Currently, for a deposit owner to benefit from the separate coverage afforded to trust accounts, the interests of the legal owner must be disclosed on the records of the member institution. CDIC’s proposals, that effectively expand and clarify this basic requirement, will have a significant impact on CDIC member institutions and their systems and raise significant legal and fiduciary issues for entities that acquire deposit instruments for third parties that will be covered by CDIC only if the proposed disclosure requirements are met.

If an entity failed to take steps to fulfill these requirements, the entity should consider the implications of such failure. Given the potential quantum of loss in the event of the failure of a CDIC member, an adverse decision in the courts may result in an overwhelming award of damages.

The proposals would require CDIC members to:

  • accept information disclosing beneficial and/or legal interests in joint accounts and trust accounts and ensure that their systems make such information readily accessible;
  • systematically identify accounts as trust accounts and distinguish single beneficiary trust accounts from multi-beneficiary accounts;
  • request and record beneficiary information (name, address, birth date or SIN) when a trust arrangement is disclosed; and
  • annually remind trustees of multiple beneficiary trusts of annual disclosure requirements.

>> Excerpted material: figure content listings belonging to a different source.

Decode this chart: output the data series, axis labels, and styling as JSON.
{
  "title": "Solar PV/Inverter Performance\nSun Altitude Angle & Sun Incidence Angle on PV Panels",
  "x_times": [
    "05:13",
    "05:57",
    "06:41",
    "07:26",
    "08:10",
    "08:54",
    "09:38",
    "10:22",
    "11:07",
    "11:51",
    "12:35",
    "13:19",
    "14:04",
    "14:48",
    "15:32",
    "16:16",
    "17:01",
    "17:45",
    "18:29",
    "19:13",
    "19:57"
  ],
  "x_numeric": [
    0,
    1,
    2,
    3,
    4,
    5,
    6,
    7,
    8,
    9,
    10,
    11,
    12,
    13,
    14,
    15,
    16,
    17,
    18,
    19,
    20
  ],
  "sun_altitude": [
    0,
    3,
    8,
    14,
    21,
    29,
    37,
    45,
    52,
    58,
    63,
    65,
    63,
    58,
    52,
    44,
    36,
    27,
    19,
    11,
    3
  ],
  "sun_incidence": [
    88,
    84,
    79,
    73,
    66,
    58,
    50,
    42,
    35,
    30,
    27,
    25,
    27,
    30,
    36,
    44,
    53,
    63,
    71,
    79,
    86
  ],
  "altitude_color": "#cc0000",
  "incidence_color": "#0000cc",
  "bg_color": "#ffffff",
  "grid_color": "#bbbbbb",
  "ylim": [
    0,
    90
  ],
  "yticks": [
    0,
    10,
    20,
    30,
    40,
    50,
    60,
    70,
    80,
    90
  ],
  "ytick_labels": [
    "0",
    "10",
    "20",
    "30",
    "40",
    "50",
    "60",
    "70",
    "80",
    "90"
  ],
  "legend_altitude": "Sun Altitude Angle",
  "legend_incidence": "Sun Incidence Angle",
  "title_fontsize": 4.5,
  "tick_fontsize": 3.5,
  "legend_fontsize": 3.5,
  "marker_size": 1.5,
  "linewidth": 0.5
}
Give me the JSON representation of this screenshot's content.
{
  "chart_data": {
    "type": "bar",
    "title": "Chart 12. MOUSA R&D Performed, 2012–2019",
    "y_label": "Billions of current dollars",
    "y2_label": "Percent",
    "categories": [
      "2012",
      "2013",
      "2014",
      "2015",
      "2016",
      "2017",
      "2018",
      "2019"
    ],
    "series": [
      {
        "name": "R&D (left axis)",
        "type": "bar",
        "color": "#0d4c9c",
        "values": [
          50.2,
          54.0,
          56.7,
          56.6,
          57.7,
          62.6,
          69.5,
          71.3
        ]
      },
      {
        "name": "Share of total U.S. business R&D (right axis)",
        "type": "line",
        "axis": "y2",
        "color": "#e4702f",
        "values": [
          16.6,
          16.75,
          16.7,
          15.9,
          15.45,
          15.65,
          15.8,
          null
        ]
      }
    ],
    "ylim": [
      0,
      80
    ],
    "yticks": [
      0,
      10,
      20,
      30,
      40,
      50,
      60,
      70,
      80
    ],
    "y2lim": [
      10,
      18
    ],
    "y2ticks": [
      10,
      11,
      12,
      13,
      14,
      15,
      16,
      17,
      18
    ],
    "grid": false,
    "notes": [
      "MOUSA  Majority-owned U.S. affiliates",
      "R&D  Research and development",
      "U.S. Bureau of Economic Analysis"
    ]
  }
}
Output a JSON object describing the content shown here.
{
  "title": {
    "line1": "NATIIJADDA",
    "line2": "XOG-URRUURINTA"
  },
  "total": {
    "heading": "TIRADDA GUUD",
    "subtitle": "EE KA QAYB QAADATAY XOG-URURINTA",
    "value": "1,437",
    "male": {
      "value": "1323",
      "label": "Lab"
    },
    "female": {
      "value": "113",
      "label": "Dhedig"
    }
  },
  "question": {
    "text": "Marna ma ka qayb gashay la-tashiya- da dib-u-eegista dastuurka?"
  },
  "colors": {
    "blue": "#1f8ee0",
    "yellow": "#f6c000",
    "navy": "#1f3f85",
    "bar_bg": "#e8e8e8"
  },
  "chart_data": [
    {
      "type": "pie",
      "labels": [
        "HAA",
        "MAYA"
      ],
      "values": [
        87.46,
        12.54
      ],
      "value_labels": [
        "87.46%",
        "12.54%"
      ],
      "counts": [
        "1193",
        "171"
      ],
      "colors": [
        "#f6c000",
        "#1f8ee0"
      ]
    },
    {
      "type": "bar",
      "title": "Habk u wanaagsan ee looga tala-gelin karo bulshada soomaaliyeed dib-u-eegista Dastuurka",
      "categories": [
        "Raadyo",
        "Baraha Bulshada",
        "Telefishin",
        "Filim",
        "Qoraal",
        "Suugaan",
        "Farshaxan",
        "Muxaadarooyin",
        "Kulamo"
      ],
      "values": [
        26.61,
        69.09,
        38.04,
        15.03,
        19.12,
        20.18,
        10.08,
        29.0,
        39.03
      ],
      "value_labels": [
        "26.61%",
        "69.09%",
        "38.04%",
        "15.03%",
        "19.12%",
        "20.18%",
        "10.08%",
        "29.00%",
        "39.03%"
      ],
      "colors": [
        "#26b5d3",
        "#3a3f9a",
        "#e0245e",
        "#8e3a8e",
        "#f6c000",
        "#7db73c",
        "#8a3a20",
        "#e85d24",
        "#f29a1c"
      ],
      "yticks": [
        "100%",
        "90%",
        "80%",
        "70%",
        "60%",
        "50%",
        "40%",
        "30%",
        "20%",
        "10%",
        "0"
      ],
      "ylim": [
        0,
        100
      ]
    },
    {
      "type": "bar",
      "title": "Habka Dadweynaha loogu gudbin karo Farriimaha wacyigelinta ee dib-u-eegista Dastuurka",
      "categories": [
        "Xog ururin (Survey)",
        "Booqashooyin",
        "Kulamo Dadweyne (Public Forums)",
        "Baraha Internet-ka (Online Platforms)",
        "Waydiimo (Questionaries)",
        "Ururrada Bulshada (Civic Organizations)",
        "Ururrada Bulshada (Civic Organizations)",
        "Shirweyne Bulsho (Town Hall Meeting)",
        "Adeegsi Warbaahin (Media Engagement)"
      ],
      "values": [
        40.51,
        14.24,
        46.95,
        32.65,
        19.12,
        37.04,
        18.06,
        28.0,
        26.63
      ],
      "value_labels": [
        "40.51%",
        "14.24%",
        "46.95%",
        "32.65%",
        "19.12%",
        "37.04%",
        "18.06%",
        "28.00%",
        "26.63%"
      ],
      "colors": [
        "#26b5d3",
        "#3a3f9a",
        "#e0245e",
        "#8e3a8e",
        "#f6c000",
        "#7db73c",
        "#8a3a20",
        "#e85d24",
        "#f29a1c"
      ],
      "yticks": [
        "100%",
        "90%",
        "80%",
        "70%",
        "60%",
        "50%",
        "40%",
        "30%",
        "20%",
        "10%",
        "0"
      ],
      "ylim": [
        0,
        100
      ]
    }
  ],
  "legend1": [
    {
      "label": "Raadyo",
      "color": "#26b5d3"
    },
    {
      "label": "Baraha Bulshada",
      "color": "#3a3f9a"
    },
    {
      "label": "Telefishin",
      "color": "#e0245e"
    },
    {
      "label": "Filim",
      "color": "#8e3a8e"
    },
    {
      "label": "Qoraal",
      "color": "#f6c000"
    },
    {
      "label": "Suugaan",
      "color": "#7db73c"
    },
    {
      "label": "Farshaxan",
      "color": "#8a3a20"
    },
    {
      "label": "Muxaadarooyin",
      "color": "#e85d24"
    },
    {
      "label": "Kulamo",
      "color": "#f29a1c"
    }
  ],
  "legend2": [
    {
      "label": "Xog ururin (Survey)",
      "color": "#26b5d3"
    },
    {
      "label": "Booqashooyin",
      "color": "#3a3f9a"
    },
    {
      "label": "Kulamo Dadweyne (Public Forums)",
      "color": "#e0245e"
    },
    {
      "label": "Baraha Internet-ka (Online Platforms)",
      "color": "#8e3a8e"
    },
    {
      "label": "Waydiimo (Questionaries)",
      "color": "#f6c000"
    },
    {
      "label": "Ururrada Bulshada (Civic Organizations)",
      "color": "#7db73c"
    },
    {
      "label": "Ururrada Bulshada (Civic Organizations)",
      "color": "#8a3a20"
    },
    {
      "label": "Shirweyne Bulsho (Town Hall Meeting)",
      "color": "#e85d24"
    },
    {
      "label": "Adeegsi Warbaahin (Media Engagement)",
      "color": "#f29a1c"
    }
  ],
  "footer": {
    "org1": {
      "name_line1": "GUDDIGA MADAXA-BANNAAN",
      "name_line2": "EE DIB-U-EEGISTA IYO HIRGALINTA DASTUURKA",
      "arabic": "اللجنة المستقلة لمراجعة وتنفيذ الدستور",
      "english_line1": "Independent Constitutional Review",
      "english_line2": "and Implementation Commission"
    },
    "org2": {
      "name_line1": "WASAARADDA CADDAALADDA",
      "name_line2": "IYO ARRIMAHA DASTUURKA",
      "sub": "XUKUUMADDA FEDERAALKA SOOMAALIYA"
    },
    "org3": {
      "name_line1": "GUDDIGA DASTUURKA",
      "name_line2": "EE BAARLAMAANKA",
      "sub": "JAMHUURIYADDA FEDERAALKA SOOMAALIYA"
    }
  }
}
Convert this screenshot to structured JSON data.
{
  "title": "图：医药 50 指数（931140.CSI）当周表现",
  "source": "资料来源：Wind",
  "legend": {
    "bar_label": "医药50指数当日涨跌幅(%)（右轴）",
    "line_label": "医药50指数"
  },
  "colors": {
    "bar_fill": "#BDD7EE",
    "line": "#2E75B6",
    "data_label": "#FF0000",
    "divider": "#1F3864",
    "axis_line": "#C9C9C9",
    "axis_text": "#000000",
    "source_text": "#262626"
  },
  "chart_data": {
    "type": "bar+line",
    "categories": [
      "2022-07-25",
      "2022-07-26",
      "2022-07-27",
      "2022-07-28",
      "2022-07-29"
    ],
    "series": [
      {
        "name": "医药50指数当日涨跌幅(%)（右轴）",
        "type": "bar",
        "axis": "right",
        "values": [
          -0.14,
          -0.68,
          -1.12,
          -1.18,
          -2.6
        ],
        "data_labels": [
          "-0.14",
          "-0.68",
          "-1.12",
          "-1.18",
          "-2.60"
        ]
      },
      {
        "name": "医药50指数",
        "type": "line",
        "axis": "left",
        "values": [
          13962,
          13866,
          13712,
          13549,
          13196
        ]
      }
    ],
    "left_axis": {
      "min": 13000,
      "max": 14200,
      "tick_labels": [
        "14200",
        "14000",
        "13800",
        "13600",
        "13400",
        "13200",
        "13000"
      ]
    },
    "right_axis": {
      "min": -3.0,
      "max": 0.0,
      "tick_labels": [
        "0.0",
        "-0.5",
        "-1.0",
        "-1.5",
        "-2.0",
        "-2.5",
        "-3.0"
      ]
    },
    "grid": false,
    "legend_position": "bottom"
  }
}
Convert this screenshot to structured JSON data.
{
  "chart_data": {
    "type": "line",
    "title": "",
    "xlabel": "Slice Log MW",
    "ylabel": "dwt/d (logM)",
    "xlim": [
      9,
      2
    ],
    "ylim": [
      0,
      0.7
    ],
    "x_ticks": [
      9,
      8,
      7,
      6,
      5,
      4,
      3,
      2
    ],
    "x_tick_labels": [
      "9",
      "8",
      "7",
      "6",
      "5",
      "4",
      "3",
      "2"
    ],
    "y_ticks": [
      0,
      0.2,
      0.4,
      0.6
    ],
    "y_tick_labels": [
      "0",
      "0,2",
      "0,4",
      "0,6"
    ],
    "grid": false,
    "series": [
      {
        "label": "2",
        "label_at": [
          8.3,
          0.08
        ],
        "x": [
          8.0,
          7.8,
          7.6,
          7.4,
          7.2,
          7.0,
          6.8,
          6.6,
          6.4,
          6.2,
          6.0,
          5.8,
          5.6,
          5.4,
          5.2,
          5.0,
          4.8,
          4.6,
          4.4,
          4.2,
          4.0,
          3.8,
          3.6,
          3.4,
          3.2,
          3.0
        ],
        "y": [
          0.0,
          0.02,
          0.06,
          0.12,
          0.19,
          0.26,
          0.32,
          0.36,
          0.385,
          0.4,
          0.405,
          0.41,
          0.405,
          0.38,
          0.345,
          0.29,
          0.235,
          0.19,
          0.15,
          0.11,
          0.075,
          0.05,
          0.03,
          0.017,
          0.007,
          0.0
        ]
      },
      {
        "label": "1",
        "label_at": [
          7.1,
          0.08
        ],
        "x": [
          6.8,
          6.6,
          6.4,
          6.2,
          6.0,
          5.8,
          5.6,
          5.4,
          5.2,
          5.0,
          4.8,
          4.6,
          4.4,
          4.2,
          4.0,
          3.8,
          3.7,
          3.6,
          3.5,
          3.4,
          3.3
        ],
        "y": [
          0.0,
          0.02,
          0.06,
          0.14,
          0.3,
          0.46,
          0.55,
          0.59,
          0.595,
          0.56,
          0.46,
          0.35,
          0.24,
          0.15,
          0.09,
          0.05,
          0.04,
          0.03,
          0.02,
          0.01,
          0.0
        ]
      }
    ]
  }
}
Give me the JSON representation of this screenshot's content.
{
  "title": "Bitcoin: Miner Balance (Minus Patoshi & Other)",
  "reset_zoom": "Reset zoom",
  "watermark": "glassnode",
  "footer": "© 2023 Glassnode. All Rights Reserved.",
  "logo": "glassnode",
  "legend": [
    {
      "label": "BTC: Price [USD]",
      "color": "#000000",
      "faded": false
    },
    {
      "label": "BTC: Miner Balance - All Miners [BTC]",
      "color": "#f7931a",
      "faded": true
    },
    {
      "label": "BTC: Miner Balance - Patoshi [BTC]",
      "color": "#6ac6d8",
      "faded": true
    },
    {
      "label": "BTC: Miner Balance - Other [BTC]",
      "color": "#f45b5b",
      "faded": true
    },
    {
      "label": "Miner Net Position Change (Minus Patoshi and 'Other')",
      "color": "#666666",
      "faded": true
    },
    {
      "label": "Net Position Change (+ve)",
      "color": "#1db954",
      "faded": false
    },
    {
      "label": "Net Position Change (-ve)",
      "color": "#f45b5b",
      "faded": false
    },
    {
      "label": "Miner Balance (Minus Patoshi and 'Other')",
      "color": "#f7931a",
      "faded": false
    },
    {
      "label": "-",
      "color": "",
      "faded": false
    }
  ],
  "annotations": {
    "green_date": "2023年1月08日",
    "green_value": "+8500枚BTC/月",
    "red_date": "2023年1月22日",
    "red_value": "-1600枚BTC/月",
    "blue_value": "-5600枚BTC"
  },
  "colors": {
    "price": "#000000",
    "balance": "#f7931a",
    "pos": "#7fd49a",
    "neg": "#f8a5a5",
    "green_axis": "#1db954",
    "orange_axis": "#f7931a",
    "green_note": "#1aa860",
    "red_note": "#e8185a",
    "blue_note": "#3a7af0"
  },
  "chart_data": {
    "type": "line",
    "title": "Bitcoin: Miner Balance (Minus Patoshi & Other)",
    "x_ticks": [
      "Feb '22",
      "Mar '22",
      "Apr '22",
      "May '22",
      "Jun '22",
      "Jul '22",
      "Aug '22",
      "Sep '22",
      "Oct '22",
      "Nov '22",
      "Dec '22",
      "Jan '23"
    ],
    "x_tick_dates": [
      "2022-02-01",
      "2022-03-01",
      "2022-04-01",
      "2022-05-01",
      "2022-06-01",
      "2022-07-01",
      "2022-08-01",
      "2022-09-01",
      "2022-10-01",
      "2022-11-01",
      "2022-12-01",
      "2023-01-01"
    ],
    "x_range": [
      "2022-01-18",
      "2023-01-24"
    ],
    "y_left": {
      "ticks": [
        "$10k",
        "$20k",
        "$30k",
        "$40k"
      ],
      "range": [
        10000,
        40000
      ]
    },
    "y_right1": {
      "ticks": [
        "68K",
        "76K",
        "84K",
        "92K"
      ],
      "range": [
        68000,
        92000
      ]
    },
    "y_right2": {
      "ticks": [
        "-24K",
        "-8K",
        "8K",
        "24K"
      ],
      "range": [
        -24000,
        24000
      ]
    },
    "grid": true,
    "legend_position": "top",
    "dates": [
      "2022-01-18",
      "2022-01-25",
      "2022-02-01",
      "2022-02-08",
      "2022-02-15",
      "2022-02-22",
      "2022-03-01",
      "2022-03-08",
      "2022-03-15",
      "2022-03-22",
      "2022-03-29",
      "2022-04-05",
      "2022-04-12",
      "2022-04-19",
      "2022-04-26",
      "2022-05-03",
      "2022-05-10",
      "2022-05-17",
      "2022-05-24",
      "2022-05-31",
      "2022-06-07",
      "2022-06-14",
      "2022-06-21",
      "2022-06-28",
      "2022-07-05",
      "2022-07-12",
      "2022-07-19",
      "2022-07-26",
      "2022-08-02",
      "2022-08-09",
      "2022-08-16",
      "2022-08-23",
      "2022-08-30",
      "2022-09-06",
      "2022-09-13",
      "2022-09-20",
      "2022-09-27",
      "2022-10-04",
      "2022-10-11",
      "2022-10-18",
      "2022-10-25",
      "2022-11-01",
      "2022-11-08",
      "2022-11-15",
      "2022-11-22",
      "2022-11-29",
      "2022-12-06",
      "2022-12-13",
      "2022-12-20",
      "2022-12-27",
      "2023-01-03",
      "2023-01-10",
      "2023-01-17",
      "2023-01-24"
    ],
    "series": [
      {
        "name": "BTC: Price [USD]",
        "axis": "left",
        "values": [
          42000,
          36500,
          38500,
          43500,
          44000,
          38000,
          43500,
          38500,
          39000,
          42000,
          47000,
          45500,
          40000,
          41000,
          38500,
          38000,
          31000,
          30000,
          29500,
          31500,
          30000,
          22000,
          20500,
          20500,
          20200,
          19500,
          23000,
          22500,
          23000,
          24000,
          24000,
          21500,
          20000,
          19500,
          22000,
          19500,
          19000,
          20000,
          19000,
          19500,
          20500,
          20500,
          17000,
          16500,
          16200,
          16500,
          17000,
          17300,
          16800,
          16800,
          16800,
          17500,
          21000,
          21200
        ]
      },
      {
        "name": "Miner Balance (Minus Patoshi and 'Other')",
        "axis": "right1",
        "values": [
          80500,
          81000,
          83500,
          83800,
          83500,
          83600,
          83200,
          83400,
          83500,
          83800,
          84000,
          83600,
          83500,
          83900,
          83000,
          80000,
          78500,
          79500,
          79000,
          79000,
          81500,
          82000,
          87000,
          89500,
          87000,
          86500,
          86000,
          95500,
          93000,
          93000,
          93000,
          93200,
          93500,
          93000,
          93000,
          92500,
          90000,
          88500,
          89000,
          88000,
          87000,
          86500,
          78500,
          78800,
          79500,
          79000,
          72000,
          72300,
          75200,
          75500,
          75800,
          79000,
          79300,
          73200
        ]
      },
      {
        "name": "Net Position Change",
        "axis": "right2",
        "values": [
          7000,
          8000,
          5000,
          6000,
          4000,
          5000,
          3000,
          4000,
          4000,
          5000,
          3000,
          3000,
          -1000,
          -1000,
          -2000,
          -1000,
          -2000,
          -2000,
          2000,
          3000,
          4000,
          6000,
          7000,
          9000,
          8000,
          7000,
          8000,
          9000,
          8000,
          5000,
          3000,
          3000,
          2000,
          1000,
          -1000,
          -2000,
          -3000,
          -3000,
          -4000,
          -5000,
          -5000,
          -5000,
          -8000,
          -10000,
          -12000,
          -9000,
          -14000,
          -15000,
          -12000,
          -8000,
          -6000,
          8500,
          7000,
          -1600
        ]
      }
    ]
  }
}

For CDIC members, sophisticated trust structures will pose an additional burden in meeting these requirements.

The implementation of the proposals would necessitate trustees’ consideration of a number of issues, including

  • privacy issues relating to disclosure of information regarding beneficiaries; and
  • if, and how, to respond to demands for information from CDIC members.

As the effect of the proposed changes is not certain, we recommend that all CDIC members, and trustees (and other entities) that acquire deposits for the benefit of others, including pension funds and mutual funds, carefully review the CDIC Paper (which can be found on the CDIC website) and determine their impact on their operations, activities and risk profile. CDIC is accepting comments with regard to the Paper until August 15, 2009.